Saronde & Tidi Daa – Gorontalo
Tari Saronde merupakan salah satu tari pergaulan yang dilakukan dalam acara adat pengantin Gorontalo. Tarian ini lebih tepatnya sebagai ungkapan ‘perpisahan’ calon pengantin pria dengan para sahabat-sahabat yang masih bujang sebelum memasuki kehidupan rumah tangga.

Berbeda dengan adat Karo yang mengharuskan pengantin pria serta wanita menari bersama. Pada adat Gorontalo, pengantin pria menari tarian Saronde sebelum hari H, tepatnya setelah penyerahan barang hantaran. Ia berkalung selendang, menari dengan iringan tabuhan rebbana dan nyanyian vokal.
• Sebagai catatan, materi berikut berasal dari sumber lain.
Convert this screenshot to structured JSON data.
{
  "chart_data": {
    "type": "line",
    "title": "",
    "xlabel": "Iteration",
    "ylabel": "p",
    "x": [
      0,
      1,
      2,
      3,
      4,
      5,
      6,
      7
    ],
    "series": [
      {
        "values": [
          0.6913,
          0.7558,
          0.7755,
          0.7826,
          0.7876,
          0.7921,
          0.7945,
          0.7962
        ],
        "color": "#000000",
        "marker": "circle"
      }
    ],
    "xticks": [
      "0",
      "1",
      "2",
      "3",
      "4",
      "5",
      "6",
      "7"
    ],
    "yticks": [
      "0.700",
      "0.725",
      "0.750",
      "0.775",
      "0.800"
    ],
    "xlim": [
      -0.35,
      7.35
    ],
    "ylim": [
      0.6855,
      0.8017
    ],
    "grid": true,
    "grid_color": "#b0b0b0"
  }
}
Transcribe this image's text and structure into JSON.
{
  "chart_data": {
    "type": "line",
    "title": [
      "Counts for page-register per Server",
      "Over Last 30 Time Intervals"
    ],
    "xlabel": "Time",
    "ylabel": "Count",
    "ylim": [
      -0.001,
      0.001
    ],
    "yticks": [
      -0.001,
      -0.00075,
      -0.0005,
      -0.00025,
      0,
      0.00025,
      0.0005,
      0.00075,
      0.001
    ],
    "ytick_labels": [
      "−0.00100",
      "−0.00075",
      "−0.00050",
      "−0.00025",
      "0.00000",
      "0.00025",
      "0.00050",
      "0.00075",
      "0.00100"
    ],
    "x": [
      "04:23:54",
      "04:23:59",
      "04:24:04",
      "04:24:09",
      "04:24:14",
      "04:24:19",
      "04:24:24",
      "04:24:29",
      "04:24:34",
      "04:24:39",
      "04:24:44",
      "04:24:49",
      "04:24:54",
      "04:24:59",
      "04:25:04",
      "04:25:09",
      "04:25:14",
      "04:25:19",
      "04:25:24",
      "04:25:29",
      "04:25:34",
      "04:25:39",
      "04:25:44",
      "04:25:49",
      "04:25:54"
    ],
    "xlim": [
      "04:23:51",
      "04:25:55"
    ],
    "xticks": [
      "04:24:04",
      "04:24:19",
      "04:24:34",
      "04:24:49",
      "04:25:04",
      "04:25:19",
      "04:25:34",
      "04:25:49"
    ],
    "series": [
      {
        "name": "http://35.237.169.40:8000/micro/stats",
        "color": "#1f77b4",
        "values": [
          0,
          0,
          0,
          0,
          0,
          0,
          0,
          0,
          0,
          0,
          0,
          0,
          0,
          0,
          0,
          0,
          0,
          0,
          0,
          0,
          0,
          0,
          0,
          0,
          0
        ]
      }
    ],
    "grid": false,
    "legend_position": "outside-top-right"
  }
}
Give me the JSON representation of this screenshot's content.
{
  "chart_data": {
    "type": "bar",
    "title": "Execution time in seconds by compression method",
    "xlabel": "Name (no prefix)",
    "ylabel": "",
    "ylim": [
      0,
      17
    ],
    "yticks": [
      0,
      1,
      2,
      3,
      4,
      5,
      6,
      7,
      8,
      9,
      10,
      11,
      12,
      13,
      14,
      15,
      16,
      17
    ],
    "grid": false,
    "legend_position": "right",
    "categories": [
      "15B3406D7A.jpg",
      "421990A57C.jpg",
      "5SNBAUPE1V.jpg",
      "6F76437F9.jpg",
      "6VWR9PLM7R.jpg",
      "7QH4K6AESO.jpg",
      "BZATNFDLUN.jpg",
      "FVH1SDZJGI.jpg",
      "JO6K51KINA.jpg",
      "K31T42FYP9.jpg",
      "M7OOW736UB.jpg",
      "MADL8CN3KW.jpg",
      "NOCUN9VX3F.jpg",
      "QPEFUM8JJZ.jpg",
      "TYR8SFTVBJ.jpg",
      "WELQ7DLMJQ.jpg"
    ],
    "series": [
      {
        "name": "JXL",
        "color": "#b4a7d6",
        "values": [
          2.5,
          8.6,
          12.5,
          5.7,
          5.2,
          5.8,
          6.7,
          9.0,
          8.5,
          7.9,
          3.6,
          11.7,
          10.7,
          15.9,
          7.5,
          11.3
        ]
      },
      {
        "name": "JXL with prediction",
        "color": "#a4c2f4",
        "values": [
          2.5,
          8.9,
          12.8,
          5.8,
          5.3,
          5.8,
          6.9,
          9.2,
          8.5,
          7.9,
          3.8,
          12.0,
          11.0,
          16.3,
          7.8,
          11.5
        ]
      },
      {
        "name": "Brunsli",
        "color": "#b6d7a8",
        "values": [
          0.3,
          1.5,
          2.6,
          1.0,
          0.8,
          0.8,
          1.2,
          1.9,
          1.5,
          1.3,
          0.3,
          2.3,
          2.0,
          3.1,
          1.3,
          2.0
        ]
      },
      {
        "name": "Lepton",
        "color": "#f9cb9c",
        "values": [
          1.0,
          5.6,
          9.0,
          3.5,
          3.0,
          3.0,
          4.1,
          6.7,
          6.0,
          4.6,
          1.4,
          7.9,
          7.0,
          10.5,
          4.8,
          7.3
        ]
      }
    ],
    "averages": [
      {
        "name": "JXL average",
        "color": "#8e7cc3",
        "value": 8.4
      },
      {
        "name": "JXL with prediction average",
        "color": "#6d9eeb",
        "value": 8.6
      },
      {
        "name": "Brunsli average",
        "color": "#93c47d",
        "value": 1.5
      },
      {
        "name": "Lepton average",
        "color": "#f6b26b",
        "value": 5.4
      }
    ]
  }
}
Sedangan pengantin wanita menari saat resepsi berlangsung. Ia didampingi seorang wanita kepercayaan atau keluarga dekatnya-yang sudah berkeluarga-, menari Tidi Daa atau Tidi Loilodiya. Mempelai wanita mengenakan busana adat pengantin Gorontalo menari di atas pelaminan dengan memegang sebilah pedang Polopolo dalam genggaman. Dengan tabuhan rebbana, mempelai pria duduk di pelaminan memainkan rebbana sambal menyaksikan ritual tari pengantin istrinya.

Maknanya, mempelai pria sebagai kepala keluarga harus bisa membimbing istri dalam segala tindakan.